05.07.2013 — Nun gehen in der Deutschschweiz die Diskussionen um den Lehrplan 21 los. Eine Kernfrage: Wieviele Fremdsprachen sollen an der Volksschule unterrichtet werden, und falls es bloss eine wäre, müsste der Französischunterricht dann hinter dem Erwerb des Englischen zurückstehen? Die Auseinandersetzungen widerspiegeln die Spannungsfelder, in denen die Schweiz operieren muss, zwischen nationaler Kohäsion (via Kenntnis der Landessprachen) und globaler Wettbewerbsfähigkeit (mit Englisch als Voraussetzung).
So oder so: Für Welsche dürfte es immer weniger selbstverständlich werden, Deutsch zu lernen, um der nationalen Kohäsion Genüge zu tun; dito für die Deutschschweizer: Französisch ist heute weitaus weniger sexy für den Nachwuchs, als es dies im 20. Jahrhundert noch war. Französische Kultur als Sehnsuchtsort für Kultiviertheit, Weltläufigkeit, Lebensart und Glamour hat an Anziehungskraft verloren.
Damit wird die Musik als Mittel der regionalen Verständigung und des Austausches einen immer höheren Stellenwert erhalten. In dieser Hinsicht muss man voneinander zuerst überhaupt mal Kenntnis nehmen. Schon nur die Einsicht, dass «Volksmusik» in der Deutschschweiz anderes abdeckt, als «Musique Populaire» in der Romandie, ist erhellend. Auf der Kompilation, die Musiques Suisses, das Label des Migros-Kulturprozents präsentiert, zeigt sich die Spannweite, die von Einflüssen aus dem französischen Umland über die spezielle Rolle des Akkordeons, das hochstehende Chorwesen ‒ es ist vermutlich lebendiger und vitaler als in der Deutschschweiz ‒ bis zu den Harmoniemusiken reicht.
Die CD ermöglicht Begegnungen mit Forschern und Experimentatoren wie Musica Dinche, die sich der traditionellen Musik der frankoprovenzialischen Alpen verschrieben hat, oder dem Duo Pellaux, das an jurassische Traditionen anknüpft.

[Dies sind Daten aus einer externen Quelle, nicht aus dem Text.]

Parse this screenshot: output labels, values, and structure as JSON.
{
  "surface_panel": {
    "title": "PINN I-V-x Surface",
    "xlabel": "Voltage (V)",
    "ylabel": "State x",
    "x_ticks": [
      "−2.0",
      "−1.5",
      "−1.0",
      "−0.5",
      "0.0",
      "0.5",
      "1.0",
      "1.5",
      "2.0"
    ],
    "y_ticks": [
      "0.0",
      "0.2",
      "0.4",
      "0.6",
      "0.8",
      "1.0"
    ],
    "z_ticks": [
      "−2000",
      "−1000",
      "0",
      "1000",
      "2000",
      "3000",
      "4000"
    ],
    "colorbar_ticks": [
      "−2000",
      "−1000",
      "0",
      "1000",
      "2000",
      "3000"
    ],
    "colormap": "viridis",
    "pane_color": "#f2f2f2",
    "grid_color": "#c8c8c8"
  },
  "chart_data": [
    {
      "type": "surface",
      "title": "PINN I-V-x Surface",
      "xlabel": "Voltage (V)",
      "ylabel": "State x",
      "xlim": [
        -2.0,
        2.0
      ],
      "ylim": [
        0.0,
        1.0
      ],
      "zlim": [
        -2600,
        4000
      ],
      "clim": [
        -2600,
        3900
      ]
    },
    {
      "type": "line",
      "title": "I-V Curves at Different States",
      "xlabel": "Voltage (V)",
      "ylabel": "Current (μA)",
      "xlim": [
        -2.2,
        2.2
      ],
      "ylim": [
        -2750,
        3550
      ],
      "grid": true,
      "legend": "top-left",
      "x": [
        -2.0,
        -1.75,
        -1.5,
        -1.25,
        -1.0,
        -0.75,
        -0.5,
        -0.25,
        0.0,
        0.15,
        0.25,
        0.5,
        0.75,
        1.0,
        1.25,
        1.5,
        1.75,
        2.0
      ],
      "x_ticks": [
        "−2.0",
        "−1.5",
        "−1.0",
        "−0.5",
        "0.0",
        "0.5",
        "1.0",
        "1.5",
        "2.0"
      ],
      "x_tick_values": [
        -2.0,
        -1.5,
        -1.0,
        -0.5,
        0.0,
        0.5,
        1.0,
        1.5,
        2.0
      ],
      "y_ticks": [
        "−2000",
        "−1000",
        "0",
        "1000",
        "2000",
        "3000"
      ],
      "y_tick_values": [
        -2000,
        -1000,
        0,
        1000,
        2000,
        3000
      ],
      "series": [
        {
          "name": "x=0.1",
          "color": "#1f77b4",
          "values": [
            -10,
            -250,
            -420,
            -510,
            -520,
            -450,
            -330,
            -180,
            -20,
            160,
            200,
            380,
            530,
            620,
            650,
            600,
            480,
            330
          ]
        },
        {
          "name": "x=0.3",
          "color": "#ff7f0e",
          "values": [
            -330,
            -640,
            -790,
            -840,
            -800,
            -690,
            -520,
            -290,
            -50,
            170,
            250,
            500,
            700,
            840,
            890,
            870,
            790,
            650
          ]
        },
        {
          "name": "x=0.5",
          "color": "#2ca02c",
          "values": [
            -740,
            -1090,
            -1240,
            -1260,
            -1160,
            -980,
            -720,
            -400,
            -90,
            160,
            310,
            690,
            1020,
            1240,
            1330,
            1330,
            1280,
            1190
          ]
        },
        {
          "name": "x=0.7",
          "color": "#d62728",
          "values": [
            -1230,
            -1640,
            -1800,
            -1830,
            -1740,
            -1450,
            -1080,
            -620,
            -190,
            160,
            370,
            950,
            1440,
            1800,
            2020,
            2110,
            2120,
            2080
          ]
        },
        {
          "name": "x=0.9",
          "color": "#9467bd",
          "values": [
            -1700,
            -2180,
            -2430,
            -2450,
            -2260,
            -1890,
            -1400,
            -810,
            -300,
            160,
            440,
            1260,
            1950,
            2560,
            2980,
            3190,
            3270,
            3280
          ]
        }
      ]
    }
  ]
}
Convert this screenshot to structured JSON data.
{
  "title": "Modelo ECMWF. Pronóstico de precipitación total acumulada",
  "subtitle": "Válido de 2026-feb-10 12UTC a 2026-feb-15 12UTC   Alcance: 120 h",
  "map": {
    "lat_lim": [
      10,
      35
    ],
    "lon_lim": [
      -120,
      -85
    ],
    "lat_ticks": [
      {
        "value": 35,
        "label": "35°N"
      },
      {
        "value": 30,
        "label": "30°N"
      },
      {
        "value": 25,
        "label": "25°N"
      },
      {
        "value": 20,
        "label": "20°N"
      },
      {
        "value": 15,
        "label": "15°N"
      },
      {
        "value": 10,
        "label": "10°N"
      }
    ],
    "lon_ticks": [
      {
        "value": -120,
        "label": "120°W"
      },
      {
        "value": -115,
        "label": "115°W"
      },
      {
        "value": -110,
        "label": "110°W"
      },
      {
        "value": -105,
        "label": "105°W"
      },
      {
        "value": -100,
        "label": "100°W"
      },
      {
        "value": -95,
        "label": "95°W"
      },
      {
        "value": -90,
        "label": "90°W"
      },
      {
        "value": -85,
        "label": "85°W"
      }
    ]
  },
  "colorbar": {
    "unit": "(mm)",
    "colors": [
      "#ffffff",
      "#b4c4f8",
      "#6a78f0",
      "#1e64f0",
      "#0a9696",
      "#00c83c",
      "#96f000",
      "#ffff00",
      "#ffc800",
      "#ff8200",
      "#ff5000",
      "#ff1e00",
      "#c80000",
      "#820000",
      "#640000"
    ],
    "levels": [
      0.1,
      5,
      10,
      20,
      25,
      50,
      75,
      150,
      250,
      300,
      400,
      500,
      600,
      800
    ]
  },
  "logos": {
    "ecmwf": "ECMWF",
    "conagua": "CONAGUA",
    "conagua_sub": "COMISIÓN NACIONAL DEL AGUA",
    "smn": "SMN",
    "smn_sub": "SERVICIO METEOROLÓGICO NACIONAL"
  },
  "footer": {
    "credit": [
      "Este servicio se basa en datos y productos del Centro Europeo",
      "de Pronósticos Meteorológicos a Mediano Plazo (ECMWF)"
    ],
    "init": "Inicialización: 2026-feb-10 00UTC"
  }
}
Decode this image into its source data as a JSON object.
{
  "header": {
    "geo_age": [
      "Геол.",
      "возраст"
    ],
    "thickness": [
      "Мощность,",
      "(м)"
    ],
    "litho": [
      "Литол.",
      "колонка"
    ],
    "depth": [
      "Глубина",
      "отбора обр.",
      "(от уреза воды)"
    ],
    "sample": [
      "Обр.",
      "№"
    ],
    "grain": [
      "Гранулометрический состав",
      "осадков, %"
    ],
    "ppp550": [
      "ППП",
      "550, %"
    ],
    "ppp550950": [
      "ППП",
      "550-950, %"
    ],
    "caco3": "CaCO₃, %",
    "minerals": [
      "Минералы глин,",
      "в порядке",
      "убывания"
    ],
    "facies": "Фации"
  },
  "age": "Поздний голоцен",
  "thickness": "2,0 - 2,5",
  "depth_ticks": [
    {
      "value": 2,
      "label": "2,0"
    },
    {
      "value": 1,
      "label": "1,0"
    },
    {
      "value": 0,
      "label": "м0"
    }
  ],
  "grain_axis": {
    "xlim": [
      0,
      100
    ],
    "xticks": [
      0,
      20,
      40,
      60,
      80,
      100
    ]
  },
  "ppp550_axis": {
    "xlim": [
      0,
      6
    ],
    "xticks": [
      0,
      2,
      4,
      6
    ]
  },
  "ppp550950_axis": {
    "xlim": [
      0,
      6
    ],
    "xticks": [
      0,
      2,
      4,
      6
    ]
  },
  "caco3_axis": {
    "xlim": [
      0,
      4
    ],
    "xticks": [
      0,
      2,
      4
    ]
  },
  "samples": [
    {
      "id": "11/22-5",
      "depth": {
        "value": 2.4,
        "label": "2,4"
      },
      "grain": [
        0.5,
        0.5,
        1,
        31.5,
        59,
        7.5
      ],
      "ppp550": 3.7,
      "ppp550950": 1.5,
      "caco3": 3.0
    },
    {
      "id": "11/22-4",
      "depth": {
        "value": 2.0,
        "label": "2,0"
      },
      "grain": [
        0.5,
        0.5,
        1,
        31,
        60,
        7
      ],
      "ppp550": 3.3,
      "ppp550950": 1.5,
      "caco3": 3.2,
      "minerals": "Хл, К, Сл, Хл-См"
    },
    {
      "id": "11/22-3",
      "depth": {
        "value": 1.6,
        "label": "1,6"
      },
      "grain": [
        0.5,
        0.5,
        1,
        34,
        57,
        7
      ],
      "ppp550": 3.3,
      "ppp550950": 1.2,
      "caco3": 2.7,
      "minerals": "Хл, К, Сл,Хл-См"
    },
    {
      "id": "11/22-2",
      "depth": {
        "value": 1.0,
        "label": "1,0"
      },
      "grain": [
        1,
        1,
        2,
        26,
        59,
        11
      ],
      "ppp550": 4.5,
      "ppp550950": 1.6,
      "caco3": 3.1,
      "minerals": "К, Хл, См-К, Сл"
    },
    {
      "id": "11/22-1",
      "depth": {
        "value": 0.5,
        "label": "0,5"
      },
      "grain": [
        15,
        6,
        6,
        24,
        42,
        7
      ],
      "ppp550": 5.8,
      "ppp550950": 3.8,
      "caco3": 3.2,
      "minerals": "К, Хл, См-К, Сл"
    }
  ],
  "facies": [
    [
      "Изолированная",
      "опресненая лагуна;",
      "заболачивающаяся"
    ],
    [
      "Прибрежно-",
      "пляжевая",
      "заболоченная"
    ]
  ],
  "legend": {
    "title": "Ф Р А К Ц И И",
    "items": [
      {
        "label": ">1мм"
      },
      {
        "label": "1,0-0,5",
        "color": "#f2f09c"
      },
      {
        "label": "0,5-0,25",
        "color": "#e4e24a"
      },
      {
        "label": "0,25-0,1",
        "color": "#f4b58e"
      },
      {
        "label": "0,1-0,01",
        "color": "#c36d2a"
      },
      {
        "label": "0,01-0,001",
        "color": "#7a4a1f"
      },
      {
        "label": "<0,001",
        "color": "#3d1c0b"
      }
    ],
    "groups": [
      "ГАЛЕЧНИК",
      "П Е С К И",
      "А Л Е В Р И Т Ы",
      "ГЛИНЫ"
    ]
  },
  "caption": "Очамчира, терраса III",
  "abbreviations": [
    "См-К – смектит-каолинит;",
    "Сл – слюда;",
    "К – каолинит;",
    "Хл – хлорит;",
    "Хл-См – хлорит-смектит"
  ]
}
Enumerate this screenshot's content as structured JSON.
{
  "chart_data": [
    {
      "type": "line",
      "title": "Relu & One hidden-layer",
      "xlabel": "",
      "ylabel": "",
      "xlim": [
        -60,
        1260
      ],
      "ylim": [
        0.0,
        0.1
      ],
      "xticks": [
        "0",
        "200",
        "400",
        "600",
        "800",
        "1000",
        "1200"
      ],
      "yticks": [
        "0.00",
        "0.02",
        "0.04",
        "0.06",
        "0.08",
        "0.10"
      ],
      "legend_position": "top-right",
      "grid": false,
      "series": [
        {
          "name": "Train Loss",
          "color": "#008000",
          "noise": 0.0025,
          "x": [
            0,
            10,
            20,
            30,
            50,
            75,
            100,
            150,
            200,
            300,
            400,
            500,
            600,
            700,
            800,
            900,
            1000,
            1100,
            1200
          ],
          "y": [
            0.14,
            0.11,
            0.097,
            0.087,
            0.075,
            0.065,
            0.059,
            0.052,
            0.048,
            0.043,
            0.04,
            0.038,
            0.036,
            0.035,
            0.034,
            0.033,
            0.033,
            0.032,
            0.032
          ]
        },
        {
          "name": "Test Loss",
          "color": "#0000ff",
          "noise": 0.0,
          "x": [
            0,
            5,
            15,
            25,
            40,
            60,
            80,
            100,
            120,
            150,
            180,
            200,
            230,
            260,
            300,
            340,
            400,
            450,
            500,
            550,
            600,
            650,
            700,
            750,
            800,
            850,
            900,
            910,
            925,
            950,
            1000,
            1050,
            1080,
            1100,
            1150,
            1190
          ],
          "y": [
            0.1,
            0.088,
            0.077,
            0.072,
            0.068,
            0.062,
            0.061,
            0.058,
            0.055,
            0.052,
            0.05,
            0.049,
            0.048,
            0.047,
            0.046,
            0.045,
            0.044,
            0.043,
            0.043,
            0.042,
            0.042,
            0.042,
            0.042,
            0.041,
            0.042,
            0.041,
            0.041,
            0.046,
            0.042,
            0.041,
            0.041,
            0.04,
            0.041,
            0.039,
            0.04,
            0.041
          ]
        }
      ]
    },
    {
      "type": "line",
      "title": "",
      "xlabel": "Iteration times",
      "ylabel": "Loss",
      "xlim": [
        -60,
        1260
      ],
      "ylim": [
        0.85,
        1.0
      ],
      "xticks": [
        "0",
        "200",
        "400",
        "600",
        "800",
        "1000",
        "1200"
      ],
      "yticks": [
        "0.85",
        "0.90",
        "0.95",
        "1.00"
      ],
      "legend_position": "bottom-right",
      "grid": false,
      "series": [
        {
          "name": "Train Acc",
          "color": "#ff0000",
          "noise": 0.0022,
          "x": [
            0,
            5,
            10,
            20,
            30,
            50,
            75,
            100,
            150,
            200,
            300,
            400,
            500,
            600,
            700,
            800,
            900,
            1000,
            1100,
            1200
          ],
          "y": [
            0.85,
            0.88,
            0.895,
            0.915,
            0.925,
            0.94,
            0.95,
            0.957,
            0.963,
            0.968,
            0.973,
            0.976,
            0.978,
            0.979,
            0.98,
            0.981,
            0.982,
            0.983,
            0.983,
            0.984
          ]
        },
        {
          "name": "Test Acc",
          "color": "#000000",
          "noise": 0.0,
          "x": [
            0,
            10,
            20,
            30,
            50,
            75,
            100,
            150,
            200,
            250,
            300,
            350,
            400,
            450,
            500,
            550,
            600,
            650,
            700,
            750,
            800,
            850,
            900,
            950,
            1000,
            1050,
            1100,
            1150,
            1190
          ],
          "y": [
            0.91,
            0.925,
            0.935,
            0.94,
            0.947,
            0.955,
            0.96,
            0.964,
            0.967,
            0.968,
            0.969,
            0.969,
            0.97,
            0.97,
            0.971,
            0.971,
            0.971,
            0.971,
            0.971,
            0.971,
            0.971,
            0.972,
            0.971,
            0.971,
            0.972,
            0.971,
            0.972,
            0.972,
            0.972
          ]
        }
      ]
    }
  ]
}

Etliche der vertretenen Ensembles entwickeln aber auch eine ehrgeizige internationale Tätigkeit, etwa das Ensemble Ambitus, das an der Weltmeisterschaft der Brass Bands im holländischen Kerkrade teilnimmt, oder der Choeur du Collège St-Michel, der sich zeitgenössischer Volksmusik ebenso widmet wie der Teilnahme an internationalen Wettbewerben.
Andere wiederum machen es sich gerne zum Ziel, das heutige Repertoire mit eigenen Kreationen und Kompositionsaufträgen zu erweitern, Chanson de Fribourg etwa, das Werke seines Leiters Pierre Huwiler aus der Taufe hebt, oder die Musikgesellschaft L’appel du Manoir, die eine Eigenkomposition seines Dirigenten Etienne Crausaz präsentiert. Das Octuor Vocal de Sion singt heute gar nur noch speziell für es komponierte oder adaptierte Stücke von Komponisten aus dem Wallis oder anderen Regionen der Schweiz.
Die CD ermöglicht Deutschschweizer Interessenten eine Fülle an Entdeckungen. Und wer weiss: Vielleicht motiviert sie den einen oder die andere auch wieder dazu, das Schulfranzösisch wieder etwas aufzubessern. (wb)
La musique populaire en Suisse romande. Musiques Suisses, MGB-NV 25.